El consenso en la política peruana reciente ha tenido corta vida. En la lucha contra la dictadura de Fujimori y Montesinos se crearon importantes proyectos de consenso que sentaron las bases para el uso de esta herramienta de la democracia. En el gobierno de transición, con Valentín Paniagua, tuvimos la ilusión del consenso. Alejandro Toledo fue la mentira del mismo, pero fue tan buen mentiroso que logró embaucar a personas de distintos orígenes, entre ellas al que esto escribe, en esa institucionalización del consenso que fue el Acuerdo Nacional. De allí para adelante el consenso como forma de hacer política democrática ha sufrido el camino del despeñadero que es donde hoy se encuentra.
Alan García ha sido la muerte del consenso. Traicionó su programa electoral pero de allí en adelante, más allá del engaño como recurso táctico al que nos tiene acostumbrados, se ha ahorrado las grandes mentiras. El consenso no le interesa y lo ha dejado muy claro desde el primer día de su segundo gobierno. Él quiere imponer su nuevo punto de vista neoliberal y lo demás no cuenta.
El expediente para ello ha sido declararle la guerra a la oposición. Empezó por no reconocer que tenía un opositor, Ollanta Humala, que había obtenido casi tantos votos como él y que para el funcionamiento de esta, como de cualquier democracia en circunstancia similar, había que tender puentes. Hizo lo contrario, quemó los puentes y tildó de enemigos a sus ocasionales opositores. Con ello desató lo que Alberto Adrianzén ha denominado una “guerra política” de la que no cesamos de tener nuevos capítulos.

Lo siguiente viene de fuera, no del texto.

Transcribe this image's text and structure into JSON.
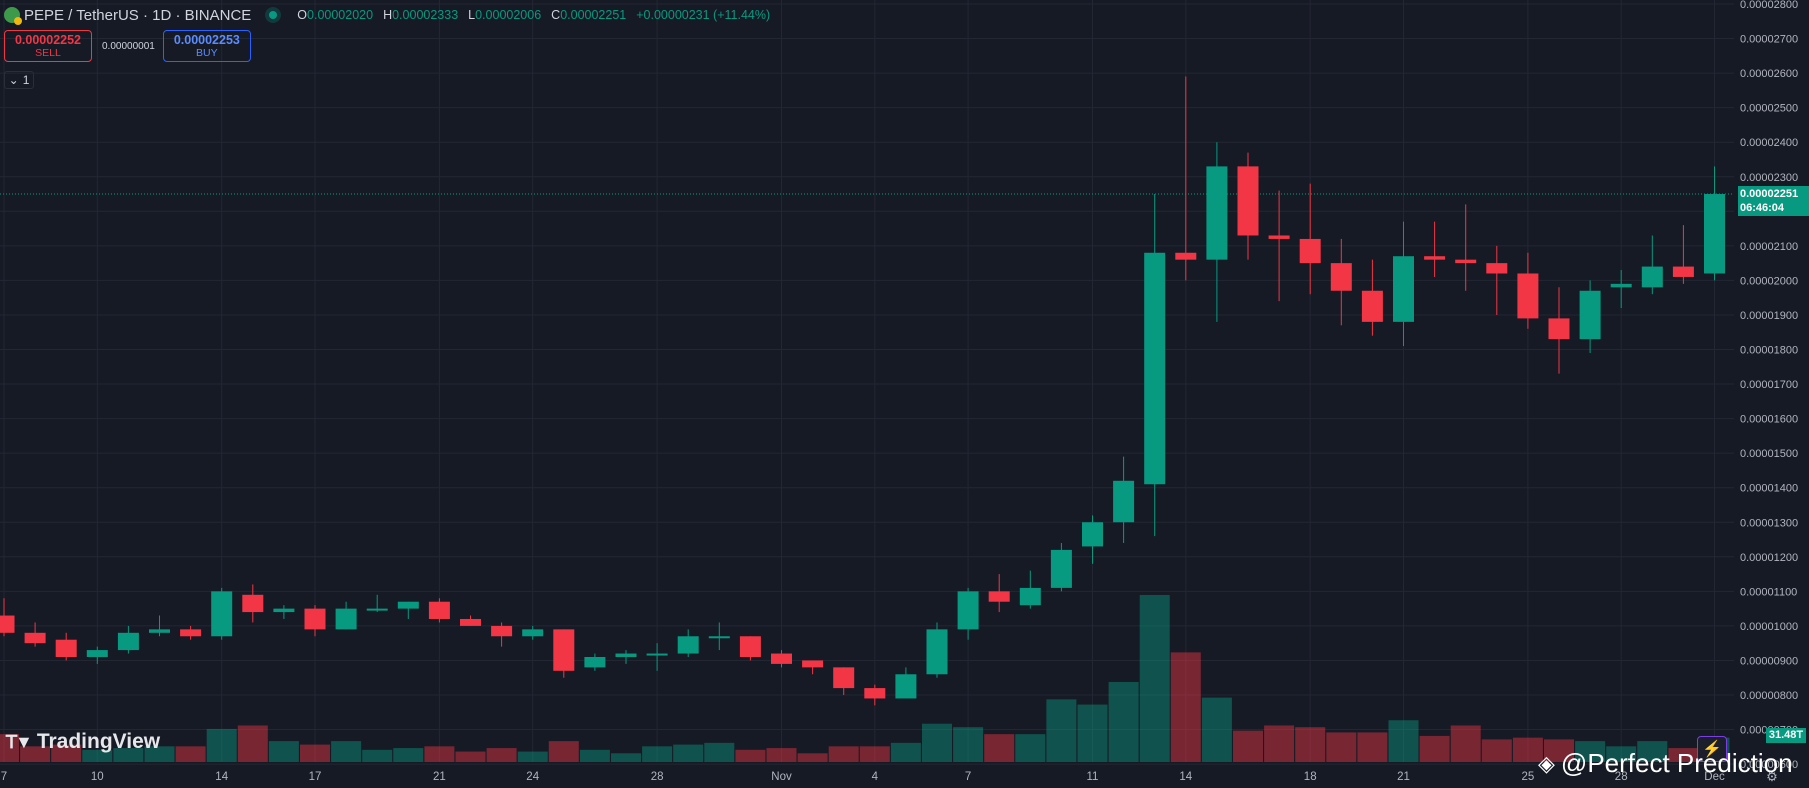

La última y oprobiosa declaración sobre Bagua, señalando como asesinos a los dirigentes amazónicos, que va de la mano con el vergonzoso informe de la “comisión investigadora”, es una perla más en esta saga. Quizás la particularidad es que abre el largo año electoral de 2010 recordándonos que este no es solo, desafortunadamente, un tiempo de competencia democrática sino también uno de confrontación entre enemigos por explícita opción del Presidente de la República.
Este desastre democrático, sin embargo, tiene la virtud de brindar espacio para plantear alternativas e invitar a una nueva hegemonía que funde otro consenso, no tan prometedora como en el año 2000, pero con el lustre de la oportunidad que vuelve a llamar a la acción por más nubarrones que existan en el horizonte.